Her organization works to reach young women through the Young Women’s Wellness and Leadership Initiative (YWWLI), a support and advocacy group designed to help Somali girls break down traditions and beliefs based in colorism.
Fathi Ahmed is YWWLI program manager. With an undergraduate degree in public health, she leads weekly sessions with a group of teen Somali girls. The program’s curriculum is designed to debunk colorism’s myths and support participants’ self-esteem.
“The sessions are focused around leadership, health and wellness,” Ahmed said. “We talk about colorism and self-esteem and how all of that is connected to our mental and physical health.
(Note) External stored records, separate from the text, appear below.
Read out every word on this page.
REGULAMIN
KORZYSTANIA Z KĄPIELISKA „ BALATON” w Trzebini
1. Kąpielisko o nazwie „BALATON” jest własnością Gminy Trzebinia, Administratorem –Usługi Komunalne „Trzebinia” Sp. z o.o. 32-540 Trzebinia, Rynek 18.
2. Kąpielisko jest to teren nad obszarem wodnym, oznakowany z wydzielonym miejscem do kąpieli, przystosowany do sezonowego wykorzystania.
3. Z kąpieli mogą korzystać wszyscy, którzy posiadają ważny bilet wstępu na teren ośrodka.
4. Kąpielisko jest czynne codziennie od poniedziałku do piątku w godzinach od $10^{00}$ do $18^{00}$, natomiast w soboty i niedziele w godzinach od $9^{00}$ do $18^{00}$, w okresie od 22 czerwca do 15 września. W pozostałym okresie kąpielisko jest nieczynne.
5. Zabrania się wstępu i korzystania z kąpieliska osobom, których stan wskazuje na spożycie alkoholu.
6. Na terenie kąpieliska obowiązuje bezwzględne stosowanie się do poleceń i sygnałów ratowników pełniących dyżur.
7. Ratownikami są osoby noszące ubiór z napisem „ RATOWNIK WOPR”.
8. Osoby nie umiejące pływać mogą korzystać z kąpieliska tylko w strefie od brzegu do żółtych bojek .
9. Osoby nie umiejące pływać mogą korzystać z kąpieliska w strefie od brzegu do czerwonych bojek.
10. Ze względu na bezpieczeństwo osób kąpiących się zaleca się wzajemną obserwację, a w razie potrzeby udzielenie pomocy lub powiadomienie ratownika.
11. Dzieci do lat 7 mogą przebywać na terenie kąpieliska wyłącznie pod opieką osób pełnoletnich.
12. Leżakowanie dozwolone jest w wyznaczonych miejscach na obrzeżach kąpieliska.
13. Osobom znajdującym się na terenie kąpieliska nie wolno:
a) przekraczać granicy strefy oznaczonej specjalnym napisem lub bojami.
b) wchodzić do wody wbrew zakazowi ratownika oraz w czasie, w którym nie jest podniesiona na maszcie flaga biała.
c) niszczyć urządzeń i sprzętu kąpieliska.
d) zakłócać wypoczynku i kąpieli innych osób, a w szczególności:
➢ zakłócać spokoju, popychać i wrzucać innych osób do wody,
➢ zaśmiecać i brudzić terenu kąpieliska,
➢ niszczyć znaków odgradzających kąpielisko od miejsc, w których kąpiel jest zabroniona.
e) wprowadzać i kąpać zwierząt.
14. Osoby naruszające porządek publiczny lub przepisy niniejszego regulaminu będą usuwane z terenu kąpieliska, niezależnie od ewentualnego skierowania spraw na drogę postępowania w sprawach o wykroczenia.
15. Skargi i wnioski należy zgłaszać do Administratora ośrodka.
We talk about why people use skin-lighting creams and the importance of loving our black skin.”
Group members also meet with African women in leadership roles. “We want them to meet leaders that look like them,” Ahmed said.
The group, which has so far graduated two cohorts, creates a comprehensive final project that showcases what they have learned.
The first cohort, Ahmed said, “did a photo project called Black in Color, Each participant had a photo taken of themselves and they chose a quote and a color to wear in the photo. They talked about why they love their black skin.” The second cohort completed an “educational, uplifting” video about colorism.
The young women in Ahmed’s groups are, she said, “all familiar with skin-lightening creams. They see their aunties using them when they are getting ready for a wedding. They say, ‘We see it in our house.’ Or, ‘My mom uses it.’ It was a normal thing to believe that part of being beautiful is having lighter skin, straighter hair and Eurocentric features.”
Adawe said she hopes that through programs like YWWLI, combined with advocacy work in the greater community, Beautywell will be able to change the way people view skin color and end the risky methods they take to change the color of their skin.
She knows that this change won’t happen in an instant, that these beliefs developed over generations, but she said has seen progress and she’s committed to this work for the long haul.
“Beauty standards get embedded in the culture,” Adawe said. “But that doesn’t mean that we can’t change our attitude about what makes a person beautiful.”